October’s official inflation figures for the UK, announced yesterday, took a turn for worst, and marked the end of period of falling inflation. CPI inflation now stands at 2.7%, up from 2.2% in September – which was the lowest rate since November 2009.
The ONS reported that upward pressure on average prices came from increased university fees which kicked in this month. Undergraduate tuition fees in England for UK and EU students have risen to a maximum of £9000 for this academic year, contributing to an eye-watering rise in education costs of 19%. Other significant increases have come from food and non-alcoholic beverages, and transport costs. Rising prices in these sectors were offset by downward pressure from housing and household services and recreation. The CPI index rose to 124.2, based on 2005 prices (2005 = 100).
The impact of the rising tuition fees on the CPI would have been much greater were it not for the relatively low weighting education is given in the CPI index. The weights for clothing and footwear in 2012 were three times that of education (61 compared with 19, out of total weights of 1000). Indeed, weights for alcohol and cigarettes (at 42/1000) were twice those of education.

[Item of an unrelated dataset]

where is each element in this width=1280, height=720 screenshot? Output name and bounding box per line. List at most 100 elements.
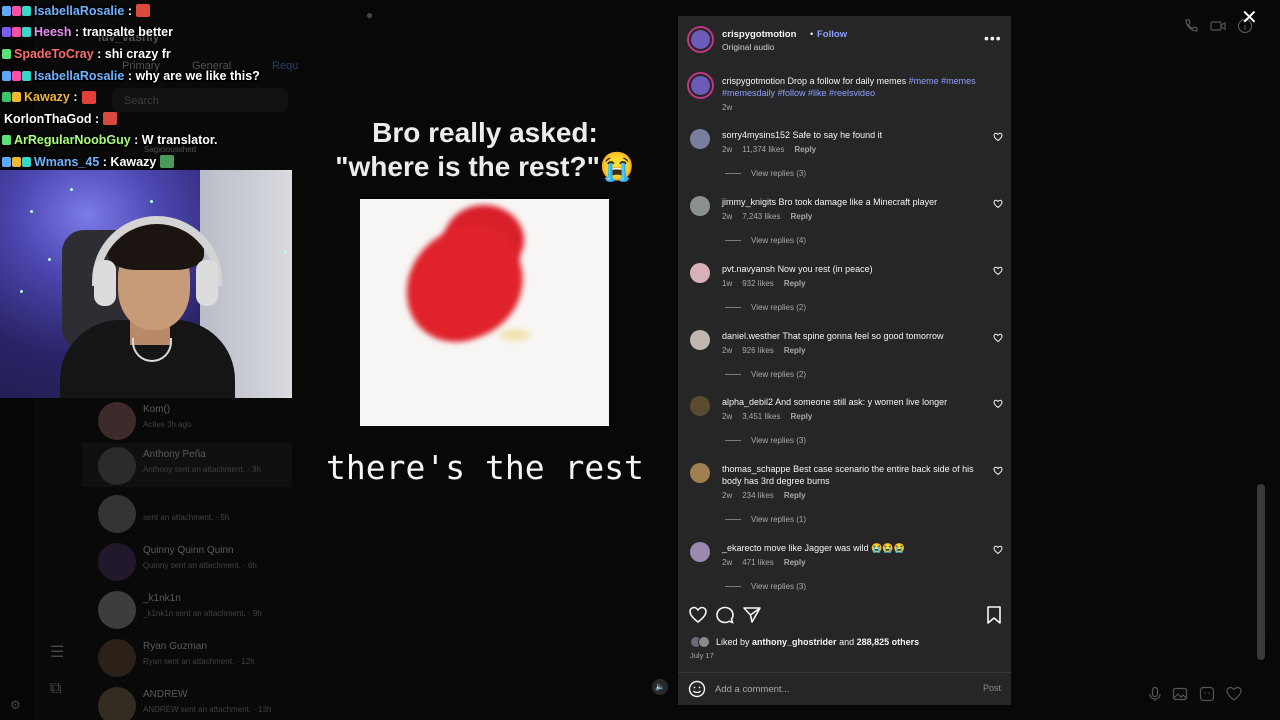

How the CPI and RPI are calculated has, of course, been the subjected of much scrutiny over the years, ever since the RPI was introduced in 1975 to get a fix on the rampant inflation associated with the mid-1970′s oil shocks. Basing the weights on the ‘typical’ spending pattern of ‘average’ households has been the bedrock of inflation calculation ever since, and it is hard to justify any drastic alteration in methodology. The CPI itself was introduced in part to improve the ability of the index to update itself by taking into account changes in household spending based on the inflation that it was measuring. What the index does not do, and was not designed to do, is to give an indication of the likely negative impact of particular inflation on the the future of the economy, and its economic performance. This job is left to the Bank of England, the Treasury, academics and professional analysts. Perhaps it is time for another general index with weights that reflect the significance of inflation in particular sectors to future economic well-being. Such an index would, surely, weight education at a much higher level, and give a better indication of the impact of higher tuition fees on the UK economy’s supply-side performance, growth, jobs and the balance of payments.